Famous Local vegetarian dishes of Germany 🙂
Thecuisine of Germanyis made up of many different local or regional cuisines, as is typical for somewhat larger countries. Germany itself is part of a larger cultural region, Central Europe, sharing many traditions with neighbouring countries such as Poland and the Czech Republic. Southern regions, like Bavaria and Swabia, share dishes with Austrian and parts of Swiss cuisine.
Also read – Is it safe to travel Germany in 2021 and what are the places to see/visit in Germany?December 8, 2020
German food is really about having meat , pork ,beef and chicken but there is some scope for vegetarians also .Today we are going to discuss on same 🙂
Famous Local vegetarian dishes of Germany 🙂
- Spätzle
- Spargel
- Kartoffelpuffer
- Flammkuchen
- Bread & Cheese
- Semmelknödel mit Pilzen
- Handkäs mit Musik.
- Obatzter
- Wirtshaussalat
- Rote Grütze
- Käsespätzle
Spätzle
Spätzle, or Knöpfle, also Spätzli or Chnöpfli in Switzerland or Hungarian Nokedli, Csipetke, Galuska or Slovak Halušky or Slovenian Vaseršpacli or vodni žličniki is a type of pasta.
Egg noodles or dumplings usually made by pressing the dough through a colander or coarse sieve and cooking the resulting irregular pieces in boiling water also written ˈspätzle.Check recipe
Spargel
Asparagus, or garden asparagus, folk name sparrow grass, scientific name Asparagus officinalis, is a perennial flowering plant species in the genus Asparagus. Its young shoots are used as a spring vegetable. It was once classified in the lily family, like the related Allium species, onions and garlic.
There is no wrongway to eat Spargelwhether you choose to start on the thick bottom or bite off the fine top.
Kartoffelpuffer
Potato pancakes, raggmunk, draniki, deruny, latkes or boxties are shallow-fried pancakes of grated or ground potato, matzo meal or flour and a binding ingredient such as egg or applesauce, often flavored with grated garlic or onion and seasoning.
Kartoffelpuffercan be served sweet or savory. Most commonly they’re served with apple sauce or other fruit compote, and/or dusted with powdered sugar, but are also served savory-style with a yogurt-herb sauce or with meat as part of a meal.
Flammkuchen
Flammekueche, Flammkuchen or tarte flambée is a speciality of the historic regions of Alsace, Saarland, Baden and Pfalz at the French-German border region.
Flammkuchen(pronounced flam-KOOK-en) comes from South Germany and the Alsace region of France (along the southwestern French-German border).
Bread & Cheese
If you love the smell and taste of fresh baked rolls, then this German cheese roll recipe is a must. The dough for these German rolls is made with cheese, which gives them an amazing soft and chewy texture. They are an all-time favorite in Germany for lunch boxes and parties and are super-fast and easy to make.
Semmelknödel mit Pilzen
Semmelknödel are a kind of bread dumplings made from dried wheat bread rolls like Kaiser rolls, milk, and eggs. The name derives from southern Germany, where semmel means bread rolls and knödel refers to something that has been kneaded.
Knödelis theGermanword fordumpling, and as such there are dozens of varieties. The most popular, however, are probablysemmelknödel, which aremade fromday-old bread rolls (semmeln) soaked in warm milk and seasoned with onion, parsley, and a pinch of nutmeg. Check Recipe
Handkäs mit Musik.
Handkäse is a German regional sour milk cheese and is a culinary speciality of Frankfurt am Main, Offenbach am Main, Darmstadt, Langen, and other parts of southern Hesse. It gets its name from the traditional way of producing it: forming it with one’s own hands.

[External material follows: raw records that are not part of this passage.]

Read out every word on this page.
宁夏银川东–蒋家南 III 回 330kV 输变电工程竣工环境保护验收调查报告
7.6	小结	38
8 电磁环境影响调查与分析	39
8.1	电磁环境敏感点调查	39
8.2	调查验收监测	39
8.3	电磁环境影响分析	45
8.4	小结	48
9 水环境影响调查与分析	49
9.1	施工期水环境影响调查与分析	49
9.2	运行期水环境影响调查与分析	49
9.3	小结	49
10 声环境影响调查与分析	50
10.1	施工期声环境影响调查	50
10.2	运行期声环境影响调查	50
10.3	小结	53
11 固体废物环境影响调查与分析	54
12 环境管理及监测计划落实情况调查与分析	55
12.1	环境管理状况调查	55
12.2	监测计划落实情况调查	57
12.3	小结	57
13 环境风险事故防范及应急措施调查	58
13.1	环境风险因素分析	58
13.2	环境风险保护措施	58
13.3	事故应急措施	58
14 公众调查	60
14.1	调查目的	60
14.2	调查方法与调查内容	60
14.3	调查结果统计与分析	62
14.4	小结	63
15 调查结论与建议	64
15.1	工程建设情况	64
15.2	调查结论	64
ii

Handkäse is a regional sour milk cheese which gets its name from the traditional way of producing it. Handkäse is formed with hands. The tourists always ask about the “Musik”. The Frankfurters would say “Musik kommt später . Check recipe
Obatzter
Obatzda is a Bavarian cheese delicacy. It is prepared by mixing two thirds aged soft cheese, usually Camembert and one third butter. Sweet or hot paprika powder, salt and pepper are the traditional seasonings, as well as a small amount of beer.Check Recipe
Wirtshaussalat
To prepare the dish, the sausage is cut into thin slices or strips and placed, along with raw onion rings or cubes, in a vinegar and oil marinade, lightly seasoned with salt, pepper, and sometimes paprika.
A variation of the recipe adds strips of pickled gherkin. It is normally made from a sort of boiled sausage like Lyoner, stadtwurst, Regensburger Wurst or extrawurst.
Rote Grütze
Rødgrød, Rote Grütze, or Rode Grütt, meaning “red groats”, is a sweet fruit dish from Denmark and Northern Germany. This puddinglike German dessert is generally made with fresh red currants as the base. Adding other red fruits, such as raspberries, strawberries.